No description

Find a file

PottedRosePetal 289a3d38cc search spec		2026-04-09 01:10:52 +02:00
search_spec	search spec	2026-04-09 01:10:52 +02:00
README.md	search spec	2026-04-09 01:10:52 +02:00

README.md

Personal Ebook Archive — Project Description

Goal

Build a self-hosted, searchable library of stories and books — primarily fanfiction from AO3, but designed to scale to millions of works including original fiction, non-fiction, and other long-form text. The library must be:

Comprehensive — no significant works missing from sources we choose to mirror
Searchable — meaningful filtering across many independent dimensions (genre, theme, content warnings, characters, etc.), not just title/author
Portable — accessible from all devices via VPN, with metadata that travels with the files
Self-hosted — no reliance on external services that could disappear or change terms
Resilient — backups, no single point of failure, schema-versioned so future changes don't invalidate old work

Scale

The target is millions of works (think the entire AO3 archive — ~17 million works as of 2026 — or more). Existing chaotic dataset is already ~400GB of raw text. This rules out approaches that work fine for 10K books but break at this scale:

Full per-file decompression on every search → too slow
One row per work in a single SQLite table → fine for the metadata, but not for full-text
Naive AI re-tagging on every classification change → cost-prohibitive
Loading the whole library into memory → impossible

Infrastructure (existing or planned)

Homeserver running Proxmox with Docker VMs
Calibre-Web (Docker container) — self-hosted ebook server providing web UI, OPDS feed for e-readers, metadata management.

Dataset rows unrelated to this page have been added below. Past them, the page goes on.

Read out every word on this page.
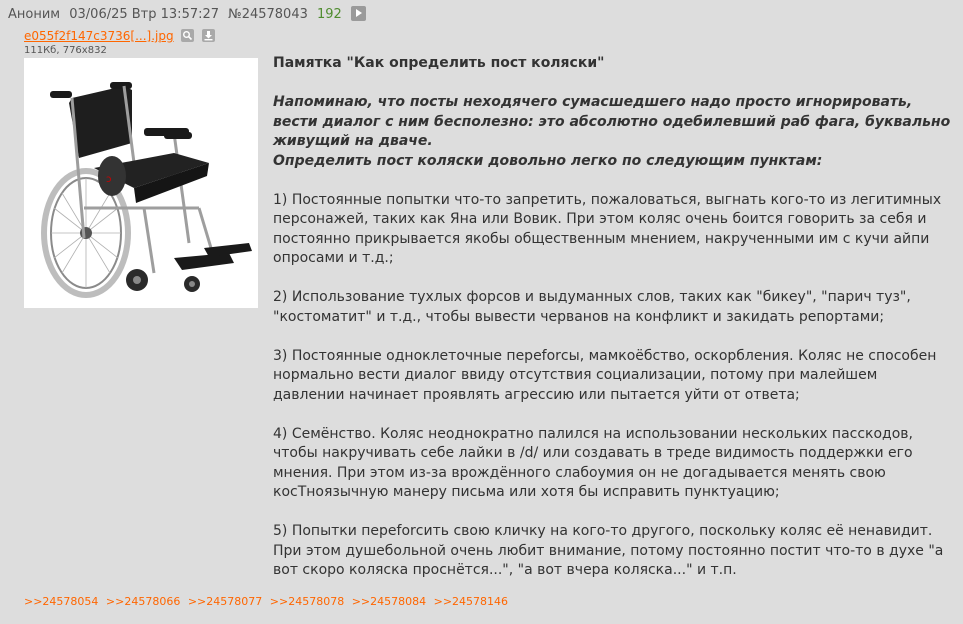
Аноним 03/06/25 Втр 13:57:27 №24578043 192
e055f2f147c3736[...].jpg

111Кб, 776x832
ↄ

Памятка "Как определить пост коляски"

Напоминаю, что посты неходячего сумасшедшего надо просто игнорировать, вести диалог с ним бесполезно: это абсолютно одебилевший раб фага, буквально живущий на дваче.

Определить пост коляски довольно легко по следующим пунктам:

1) Постоянные попытки что-то запретить, пожаловаться, выгнать кого-то из легитимных персонажей, таких как Яна или Вовик. При этом коляс очень боится говорить за себя и постоянно прикрывается якобы общественным мнением, накрученными им с кучи айпи опросами и т.д.;

2) Использование тухлых форсов и выдуманных слов, таких как "бикеу", "парич туз", "костоматит" и т.д., чтобы вывести черванов на конфликт и закидать репортами;

3) Постоянные одноклеточные переforсы, мамкоёбство, оскорбления. Коляс не способен нормально вести диалог ввиду отсутствия социализации, потому при малейшем давлении начинает проявлять агрессию или пытается уйти от ответа;

4) Семёнство. Коляс неоднократно палился на использовании нескольких пасскодов, чтобы накручивать себе лайки в /d/ или создавать в треде видимость поддержки его мнения. При этом из-за врождённого слабоумия он не догадывается менять свою косТноязычную манеру письма или хотя бы исправить пунктуацию;

5) Попытки переforсить свою кличку на кого-то другого, поскольку коляс её ненавидит. При этом душебольной очень любит внимание, потому постоянно постит что-то в духе "а вот скоро коляска проснётся...", "а вот вчера коляска..." и т.п.

>>24578054 >>24578066 >>24578077 >>24578078 >>24578084 >>24578146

Calibre handles ~100K books well; beyond that we may need to shard or supplement.
Tailscale mesh VPN (via self-hosted Headscale) — connects all devices, library accessible from laptop/phone/anywhere
Kiwix — separate offline reference content (Wikipedia, Project Gutenberg) — not part of this project
Existing 400GB messy text dataset — needs deduplication, format normalization, and classification

File Format

EPUB as the storage format:

Already compressed (ZIP-based)
Universally readable across devices
Standard metadata format (OPF) supports custom fields
Calibre handles them natively
Even at large scale, individual files stay small (~50KB-2MB typical)

Acquisition

AO3 — built-in EPUB download, allows non-commercial personal use. FanFicFare (Calibre plugin) automates downloading with rate-limit respect.
Other fanfic sites — FanFicFare supports many sources
Original fiction / nonfiction — Project Gutenberg, Standard Ebooks, manual sources
Existing dataset — needs cleanup pipeline before integration

Classification Taxonomy

A custom multi-axis classification system. Each work gets values across independent axes that capture different aspects of the reading experience. Designed from scratch because no existing system (Dewey, Library of Congress, BISAC, AO3 freeform tags) covers all the dimensions needed for granular search at this scale.

Axes Overview

#	Axis	What It Describes	Detection
0	Extractable Metadata	Word count, author, dates, source, hash, raw AO3 tags	Automated
1	Language	Text language (ISO 639-1)	Automated
2	Format	Flash, one-shot, novel, book series, article, paper	Auto + AI
3	Work Type	Fanfiction, original fiction, nonfiction, poetry, script, religious text	AI
4	Completion Status	Complete, incomplete (substantial/partial/early)	AI + metadata
5	Narrative POV	First, second, third limited/omniscient, multiple, epistolary	AI
6	Origin	Cultural/literary tradition (American, British, Japanese, Chinese, etc.) — non-fanfic only	AI
7	Genre	Multi-select with sub-genre trees. ~20 top-level genres including web fiction (Cultivation, Travel/Portal, etc.) and Sexual Content/Adult	AI
8	Themes	Tonal qualities, story shapes, settings — genre-independent	AI
9	Content Warnings	Specific content readers may want to filter — sexual level, violence, psychological, language	AI
10	Tags	Structural flags, entities/creatures, animals	AI
11	Characters	Protagonist gender, age, alignment, power arc, social status, species, occupation, personality, characterization style, identity, narrative role, conditions	AI
—	Fandom Metadata	Fandoms, character pairings, AU type, crossover	AI (future)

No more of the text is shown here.